Cirurgias de redesignação sexual – O inciso IV do projeto parlamentar pretende impedir que recursos orçamentários sejam empregados para “cirurgias em crianças e adolescentes para mudança de sexo”, medida que a PFDC ressalta ser inócua e desnecessária, uma vez que intervenções cirúrgicas de afirmação de gênero são vedadas em pessoas menores de 18 anos, segundo resolução do Conselho Federal de Medicina (CFM).
A nota observa, ainda, a adoção de termo inadequado para se referir à afirmação de gênero de pessoas transgêneras, uma vez que os procedimentos cirúrgicos regulados no âmbito do CFM e do Sistema Único de Saúde (SUS) não promovem “mudança de sexo”, mas sim a adequação do corpo à identidade de gênero da pessoa, direito fundamental reconhecido tanto no direito constitucional brasileiro, quanto no direito internacional.
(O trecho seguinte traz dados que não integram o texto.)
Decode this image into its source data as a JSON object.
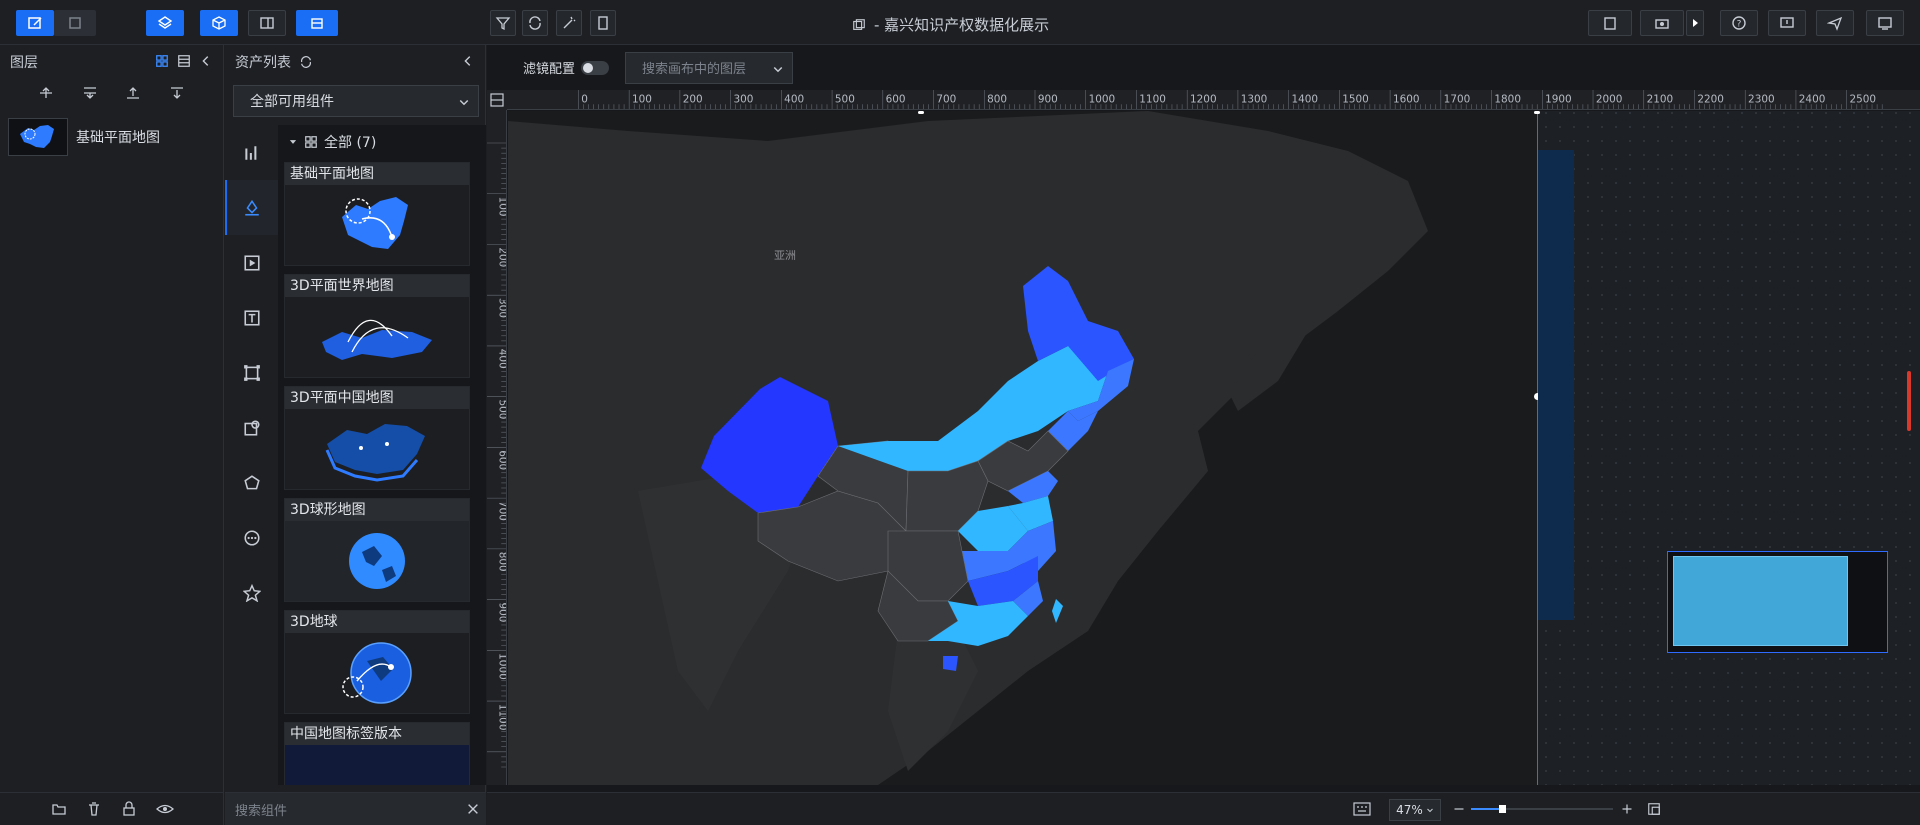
{
  "header": {
    "title": "- 嘉兴知识产权数据化展示"
  },
  "layers_panel": {
    "title": "图层",
    "items": [
      {
        "label": "基础平面地图"
      }
    ]
  },
  "assets_panel": {
    "title": "资产列表",
    "filter_value": "全部可用组件",
    "group_label": "全部 (7)",
    "cards": [
      {
        "label": "基础平面地图"
      },
      {
        "label": "3D平面世界地图"
      },
      {
        "label": "3D平面中国地图"
      },
      {
        "label": "3D球形地图"
      },
      {
        "label": "3D地球"
      },
      {
        "label": "中国地图标签版本"
      }
    ],
    "search_placeholder": "搜索组件"
  },
  "canvas": {
    "filter_label": "滤镜配置",
    "layer_search_placeholder": "搜索画布中的图层",
    "ruler_top_ticks": [
      "0",
      "100",
      "200",
      "300",
      "400",
      "500",
      "600",
      "700",
      "800",
      "900",
      "1000",
      "1100",
      "1200",
      "1300",
      "1400",
      "1500",
      "1600",
      "1700",
      "1800",
      "1900",
      "2000",
      "2100",
      "2200",
      "2300",
      "2400",
      "2500"
    ],
    "ruler_left_ticks": [
      "100",
      "200",
      "300",
      "400",
      "500",
      "600",
      "700",
      "800",
      "900",
      "1000",
      "1100"
    ],
    "map_labels": {
      "asia": "亚洲"
    },
    "zoom": "47%"
  }
}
Atuação – A nota técnica é assinada pelo procurador federal dos direitos do cidadão, Carlos Alberto Vilhena, e pelo coordenador do grupo de trabalho (GT) “População LGBTQIA+: proteção de direitos”, o procurador da República Lucas Costa Almeida Dias. Por conta da urgência e pertinência da temática, o documento foi encaminhado diretamente a todos os parlamentares, deputados e senadores, por correio eletrônico, bem como por ofício ao presidente do Congresso Nacional e da Aliança Nacional LGBTI.
Criado em 2021, o GT “População LGBTQIA+: proteção de direitos” tem a missão de atuar na promoção e defesa da cidadania e dos direitos humanos da população lésbica, gay, bissexual, travesti, transexual, intersexual e de outras orientações sexuais, identidades e expressões de gênero, colaborando com órgãos governamentais, entidades privadas e organismos internacionais em campanhas e outras iniciativas relacionadas ao enfrentamento de todas as formas de discriminação, coerção e violência em razão de orientação sexual e identidade de gênero e contribuir para o aprimoramento de políticas públicas.